The Science Museum Group’s chairman of the board, Tim Laurence, announced the end of the sponsorship agreement with Norwegian oil giant Equinor in a statement published on the museum’s blog on 28 June 2024. Since May 2022, the museum’s management has indeed committed to terminating the contract of sponsors who do not meet the climate criteria in line with the Paris Agreement (2015).
A number of emails recently obtained by environmental campaign group Culture Unstained have revealed evidence that the oil company is compromised. Science Museum Group director Ian Blatchford revealed in The Observer that Equinor had deliberately violated the museum’s commitment to limiting global warming to 1.5 degrees.
The move has not quelled controversy over fossil fuel companies’ involvement in museums, although campaigners welcome the move. ” radical change “. Some activists point out the absence of a clear position from the Science Museum in the press release, which largely thanks Equinor for its previous contributions. A “gag clause” The sponsorship contract prevents any negative comments from the museum on Equinor’s activities.
“Rather than proudly telling the world that it acted because its sponsor was flouting climate goals supported by governments around the world, the museum continues to spread the false narrative that its polluting sponsors are leading the energy transition.” denounces Sara Waldron, co-director of Culture Unstained. The campaign group is calling on the Science Museum to drop its other sponsorship deals with oil giant British Petroleum and coal giant Adani. The chair of the board responded negatively on behalf of the museum, announcing that it would retain its current sponsors.
The Science Museum has been under pressure since July 2018, when 46 scientists filed a formal complaint demanding that it end its partnerships with oil giants British Petroleum, Shell and Statoil/Equinor. The signatories brandished the Museum’s commitment, which officially announced “commit to the urgency of the climate challenge”Since March 2024, eco-activists led by the group Fossil Free Now have taken numerous actions in front of the museum to protest against oil sponsorship in the cultural sector.
The scientists who signed the petition also denounced Equinor’s interference in the content of the museum’s exhibitions, which they said allowed the oil giant to advocate to politicians and the general public for the exploitation of fossil fuels.

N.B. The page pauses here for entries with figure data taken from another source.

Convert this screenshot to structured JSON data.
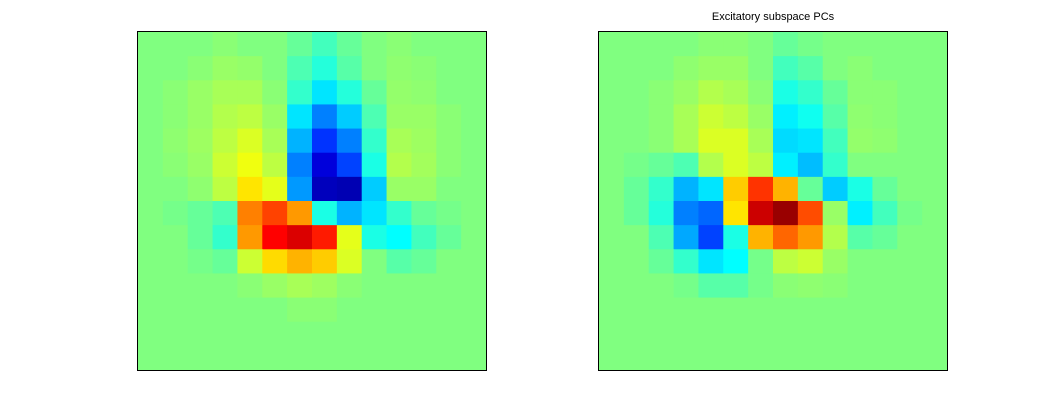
{
  "chart_data": [
    {
      "type": "heatmap",
      "title": "",
      "xlabel": "",
      "ylabel": "",
      "grid": false,
      "axes_ticks": false,
      "colormap": "jet",
      "clim": [
        -1,
        1
      ],
      "rows": 14,
      "cols": 14,
      "values": [
        [
          0.0,
          0.0,
          0.0,
          0.02,
          0.0,
          0.0,
          -0.05,
          -0.12,
          -0.05,
          0.0,
          0.02,
          0.0,
          0.0,
          0.0
        ],
        [
          0.0,
          0.0,
          0.02,
          0.05,
          0.04,
          0.0,
          -0.1,
          -0.18,
          -0.08,
          0.0,
          0.03,
          0.02,
          0.0,
          0.0
        ],
        [
          0.0,
          0.02,
          0.05,
          0.08,
          0.08,
          0.02,
          -0.15,
          -0.3,
          -0.18,
          -0.05,
          0.04,
          0.03,
          0.0,
          0.0
        ],
        [
          0.0,
          0.02,
          0.05,
          0.1,
          0.12,
          0.05,
          -0.3,
          -0.5,
          -0.35,
          -0.1,
          0.05,
          0.05,
          0.02,
          0.0
        ],
        [
          0.0,
          0.03,
          0.06,
          0.12,
          0.18,
          0.08,
          -0.4,
          -0.65,
          -0.5,
          -0.15,
          0.08,
          0.06,
          0.02,
          0.0
        ],
        [
          0.0,
          0.02,
          0.05,
          0.15,
          0.22,
          0.12,
          -0.5,
          -0.82,
          -0.62,
          -0.2,
          0.1,
          0.07,
          0.02,
          0.0
        ],
        [
          0.0,
          0.0,
          0.03,
          0.12,
          0.3,
          0.2,
          -0.45,
          -0.88,
          -0.9,
          -0.35,
          0.05,
          0.05,
          0.0,
          0.0
        ],
        [
          0.0,
          -0.02,
          -0.05,
          -0.1,
          0.5,
          0.62,
          0.45,
          -0.2,
          -0.4,
          -0.3,
          -0.15,
          -0.05,
          -0.02,
          0.0
        ],
        [
          0.0,
          0.0,
          -0.05,
          -0.15,
          0.45,
          0.75,
          0.82,
          0.7,
          0.2,
          -0.2,
          -0.25,
          -0.12,
          -0.05,
          0.0
        ],
        [
          0.0,
          0.0,
          -0.02,
          -0.05,
          0.15,
          0.32,
          0.4,
          0.35,
          0.18,
          0.0,
          -0.08,
          -0.05,
          0.0,
          0.0
        ],
        [
          0.0,
          0.0,
          0.0,
          0.0,
          0.02,
          0.05,
          0.08,
          0.06,
          0.02,
          0.0,
          0.0,
          0.0,
          0.0,
          0.0
        ],
        [
          0.0,
          0.0,
          0.0,
          0.0,
          0.0,
          0.0,
          0.02,
          0.02,
          0.0,
          0.0,
          0.0,
          0.0,
          0.0,
          0.0
        ],
        [
          0.0,
          0.0,
          0.0,
          0.0,
          0.0,
          0.0,
          0.0,
          0.0,
          0.0,
          0.0,
          0.0,
          0.0,
          0.0,
          0.0
        ],
        [
          0.0,
          0.0,
          0.0,
          0.0,
          0.0,
          0.0,
          0.0,
          0.0,
          0.0,
          0.0,
          0.0,
          0.0,
          0.0,
          0.0
        ]
      ]
    },
    {
      "type": "heatmap",
      "title": "Excitatory subspace PCs",
      "xlabel": "",
      "ylabel": "",
      "grid": false,
      "axes_ticks": false,
      "colormap": "jet",
      "clim": [
        -1,
        1
      ],
      "rows": 14,
      "cols": 14,
      "values": [
        [
          0.0,
          0.0,
          0.0,
          0.0,
          0.02,
          0.02,
          0.0,
          -0.05,
          -0.02,
          0.0,
          0.0,
          0.0,
          0.0,
          0.0
        ],
        [
          0.0,
          0.0,
          0.0,
          0.03,
          0.05,
          0.05,
          0.0,
          -0.12,
          -0.08,
          0.0,
          0.02,
          0.0,
          0.0,
          0.0
        ],
        [
          0.0,
          0.0,
          0.02,
          0.05,
          0.1,
          0.08,
          0.02,
          -0.2,
          -0.15,
          -0.05,
          0.02,
          0.02,
          0.0,
          0.0
        ],
        [
          0.0,
          0.0,
          0.02,
          0.08,
          0.15,
          0.12,
          0.05,
          -0.28,
          -0.22,
          -0.08,
          0.03,
          0.02,
          0.0,
          0.0
        ],
        [
          0.0,
          0.0,
          0.02,
          0.08,
          0.18,
          0.18,
          0.08,
          -0.32,
          -0.3,
          -0.12,
          0.04,
          0.03,
          0.0,
          0.0
        ],
        [
          0.0,
          -0.02,
          -0.05,
          -0.1,
          0.1,
          0.18,
          0.12,
          -0.28,
          -0.38,
          -0.15,
          0.0,
          0.0,
          0.0,
          0.0
        ],
        [
          0.0,
          -0.05,
          -0.15,
          -0.4,
          -0.3,
          0.35,
          0.65,
          0.4,
          -0.05,
          -0.35,
          -0.2,
          -0.05,
          0.0,
          0.0
        ],
        [
          0.0,
          -0.05,
          -0.18,
          -0.5,
          -0.55,
          0.3,
          0.85,
          0.95,
          0.6,
          0.05,
          -0.28,
          -0.12,
          -0.02,
          0.0
        ],
        [
          0.0,
          0.0,
          -0.1,
          -0.42,
          -0.62,
          -0.2,
          0.4,
          0.55,
          0.45,
          0.1,
          -0.08,
          -0.05,
          0.0,
          0.0
        ],
        [
          0.0,
          0.0,
          -0.05,
          -0.15,
          -0.3,
          -0.25,
          -0.02,
          0.12,
          0.15,
          0.05,
          0.0,
          0.0,
          0.0,
          0.0
        ],
        [
          0.0,
          0.0,
          0.0,
          -0.02,
          -0.08,
          -0.08,
          -0.02,
          0.02,
          0.03,
          0.02,
          0.0,
          0.0,
          0.0,
          0.0
        ],
        [
          0.0,
          0.0,
          0.0,
          0.0,
          0.0,
          0.0,
          0.0,
          0.0,
          0.0,
          0.0,
          0.0,
          0.0,
          0.0,
          0.0
        ],
        [
          0.0,
          0.0,
          0.0,
          0.0,
          0.0,
          0.0,
          0.0,
          0.0,
          0.0,
          0.0,
          0.0,
          0.0,
          0.0,
          0.0
        ],
        [
          0.0,
          0.0,
          0.0,
          0.0,
          0.0,
          0.0,
          0.0,
          0.0,
          0.0,
          0.0,
          0.0,
          0.0,
          0.0,
          0.0
        ]
      ]
    }
  ]
}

Critics accused another oil group, Shell, of using the Science Museum’s exhibitions for its own purposes. “Emails reveal Science Museum is a key cog in Shell’s propaganda machine”says Chris Garrard of the anti-oil sponsor campaign group “BP or not BP”.
An article from the Guardian (2015) revealed that Shell had attempted to influence the presentation of a space at the museum on climate change that it sponsored. Shell is the main sponsor of the “Atmosphere gallery” at the Science Museum, designed to raise awareness of global warming issues. A damning email revealed Shell executives’ concerns about the presence of members of certain NGOs at a museum symposium.
Before removing Equinor from his sponsorship, Ian Blatchford had declared in 2019 to Financial Times that even though the Science Museum was publicly funded, it was desirable to benefit from sponsorship from oil companies in a context of dwindling public funding. The museum’s board of trustees revealed in a statement of 24 June that the £95 million invested in the transformation of the museum’s galleries over the last ten years had been entirely funded by oil companies. “Not a single cent came from taxpayers” he says. Mark Jones, current director of the British Museum, recently proposed the idea of a £20 entry ticket for foreign tourists to national museums as an alternative to corporate sponsorship of the fossil fuel industry.